As we can see, Bob’s state is \(\frac{1}{2} \mathbf{I}\).

Well this is a maximally-mixed state! Namely, Bob’s state is mixture of states that all occur with equal probability; we have no clue what those states are, as there are infinitely many ways to construct (summing to) the identity.

Now going back, if we did record the results then we would have 4 possible combinations (tracked by classical bits) and likewise we would know exactly the 4 pure states that Bob has, each occurring with probability \(\frac{1}{4}\).
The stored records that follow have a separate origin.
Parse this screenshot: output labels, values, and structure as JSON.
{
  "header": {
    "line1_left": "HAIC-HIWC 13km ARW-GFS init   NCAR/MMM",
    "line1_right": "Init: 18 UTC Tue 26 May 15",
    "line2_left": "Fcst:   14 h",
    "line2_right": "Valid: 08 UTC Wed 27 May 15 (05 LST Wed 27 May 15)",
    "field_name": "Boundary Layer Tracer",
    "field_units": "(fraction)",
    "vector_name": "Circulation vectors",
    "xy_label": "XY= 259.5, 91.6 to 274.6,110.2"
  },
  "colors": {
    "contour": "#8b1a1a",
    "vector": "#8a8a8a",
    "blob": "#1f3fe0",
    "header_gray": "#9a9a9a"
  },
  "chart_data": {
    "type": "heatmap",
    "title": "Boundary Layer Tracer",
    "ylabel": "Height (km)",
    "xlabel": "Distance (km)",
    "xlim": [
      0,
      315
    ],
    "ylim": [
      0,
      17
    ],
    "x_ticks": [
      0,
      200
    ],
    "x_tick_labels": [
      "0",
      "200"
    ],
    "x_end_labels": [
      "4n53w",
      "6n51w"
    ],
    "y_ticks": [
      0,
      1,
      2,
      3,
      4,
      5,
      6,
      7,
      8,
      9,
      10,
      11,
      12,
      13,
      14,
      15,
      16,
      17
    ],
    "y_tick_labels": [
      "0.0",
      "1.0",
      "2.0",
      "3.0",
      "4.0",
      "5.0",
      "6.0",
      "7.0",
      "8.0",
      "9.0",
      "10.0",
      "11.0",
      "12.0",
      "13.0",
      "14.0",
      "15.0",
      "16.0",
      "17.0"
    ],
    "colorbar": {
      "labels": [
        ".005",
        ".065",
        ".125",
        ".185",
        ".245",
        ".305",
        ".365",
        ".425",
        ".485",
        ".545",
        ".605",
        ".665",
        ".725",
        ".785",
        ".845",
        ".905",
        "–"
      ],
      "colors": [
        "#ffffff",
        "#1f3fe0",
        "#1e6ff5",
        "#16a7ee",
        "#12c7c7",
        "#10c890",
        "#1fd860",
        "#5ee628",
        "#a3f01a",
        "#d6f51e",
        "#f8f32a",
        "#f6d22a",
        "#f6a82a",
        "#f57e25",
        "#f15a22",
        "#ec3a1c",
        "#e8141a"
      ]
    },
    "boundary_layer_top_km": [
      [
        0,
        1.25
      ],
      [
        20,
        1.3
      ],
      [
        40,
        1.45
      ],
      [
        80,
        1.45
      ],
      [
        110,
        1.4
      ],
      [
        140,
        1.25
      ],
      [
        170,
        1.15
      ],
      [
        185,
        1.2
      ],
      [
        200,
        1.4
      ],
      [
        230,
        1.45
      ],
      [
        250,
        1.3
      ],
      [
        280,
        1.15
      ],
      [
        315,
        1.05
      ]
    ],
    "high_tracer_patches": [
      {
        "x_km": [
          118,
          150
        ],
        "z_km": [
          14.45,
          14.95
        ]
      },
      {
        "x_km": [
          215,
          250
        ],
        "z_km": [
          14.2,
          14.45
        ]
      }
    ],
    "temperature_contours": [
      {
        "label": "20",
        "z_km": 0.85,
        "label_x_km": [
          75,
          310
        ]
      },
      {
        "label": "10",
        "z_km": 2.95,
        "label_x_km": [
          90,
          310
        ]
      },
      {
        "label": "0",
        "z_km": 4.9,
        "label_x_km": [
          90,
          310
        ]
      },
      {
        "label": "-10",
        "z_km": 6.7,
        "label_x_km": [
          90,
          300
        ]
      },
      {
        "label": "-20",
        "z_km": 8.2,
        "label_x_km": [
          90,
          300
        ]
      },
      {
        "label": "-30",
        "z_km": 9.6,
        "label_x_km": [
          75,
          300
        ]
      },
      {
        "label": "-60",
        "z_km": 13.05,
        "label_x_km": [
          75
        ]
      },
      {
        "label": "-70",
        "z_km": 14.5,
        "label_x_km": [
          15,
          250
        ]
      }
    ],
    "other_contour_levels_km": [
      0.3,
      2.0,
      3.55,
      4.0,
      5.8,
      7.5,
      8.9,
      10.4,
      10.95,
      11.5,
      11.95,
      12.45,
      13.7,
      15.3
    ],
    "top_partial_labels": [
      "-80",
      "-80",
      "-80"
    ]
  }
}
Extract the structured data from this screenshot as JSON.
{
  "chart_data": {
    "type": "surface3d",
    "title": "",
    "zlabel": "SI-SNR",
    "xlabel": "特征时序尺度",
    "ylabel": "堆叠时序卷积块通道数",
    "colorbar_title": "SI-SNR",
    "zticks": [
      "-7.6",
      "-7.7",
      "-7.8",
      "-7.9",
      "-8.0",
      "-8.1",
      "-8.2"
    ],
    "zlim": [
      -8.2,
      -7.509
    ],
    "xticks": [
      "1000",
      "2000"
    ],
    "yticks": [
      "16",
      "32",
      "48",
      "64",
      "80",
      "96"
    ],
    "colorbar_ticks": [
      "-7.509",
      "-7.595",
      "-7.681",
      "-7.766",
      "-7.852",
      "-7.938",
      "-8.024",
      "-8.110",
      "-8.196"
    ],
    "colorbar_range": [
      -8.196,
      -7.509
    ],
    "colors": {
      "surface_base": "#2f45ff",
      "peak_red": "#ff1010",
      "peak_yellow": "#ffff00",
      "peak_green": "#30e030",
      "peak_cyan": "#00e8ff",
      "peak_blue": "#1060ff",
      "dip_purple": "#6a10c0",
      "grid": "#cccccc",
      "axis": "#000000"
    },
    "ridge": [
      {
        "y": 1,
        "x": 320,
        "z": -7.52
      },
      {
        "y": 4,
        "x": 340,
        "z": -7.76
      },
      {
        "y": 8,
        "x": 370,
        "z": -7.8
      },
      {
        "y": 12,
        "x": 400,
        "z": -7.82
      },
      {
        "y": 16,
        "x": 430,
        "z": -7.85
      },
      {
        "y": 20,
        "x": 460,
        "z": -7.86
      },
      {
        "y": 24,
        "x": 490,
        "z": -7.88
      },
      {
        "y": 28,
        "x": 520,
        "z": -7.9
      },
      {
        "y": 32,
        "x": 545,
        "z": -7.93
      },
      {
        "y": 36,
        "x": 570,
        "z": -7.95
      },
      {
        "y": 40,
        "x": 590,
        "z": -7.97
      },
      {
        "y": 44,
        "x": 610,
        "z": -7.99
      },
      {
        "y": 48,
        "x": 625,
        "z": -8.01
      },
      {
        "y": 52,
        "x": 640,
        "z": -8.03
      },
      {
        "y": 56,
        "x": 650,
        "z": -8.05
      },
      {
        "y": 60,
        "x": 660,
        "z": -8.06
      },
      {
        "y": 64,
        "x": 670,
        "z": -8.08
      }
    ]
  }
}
And hence we know what the summation to produce the identity!

Conclusion

This mathematically shows the interesting ideas concerning quantum measurement. And more importantly, the difference between classical and quantum measurement – where classically, if we ignore the measured result (i.e. non-disturbing), our a-posteriori state (how much we know about a system) does not change, where as in quantum it does!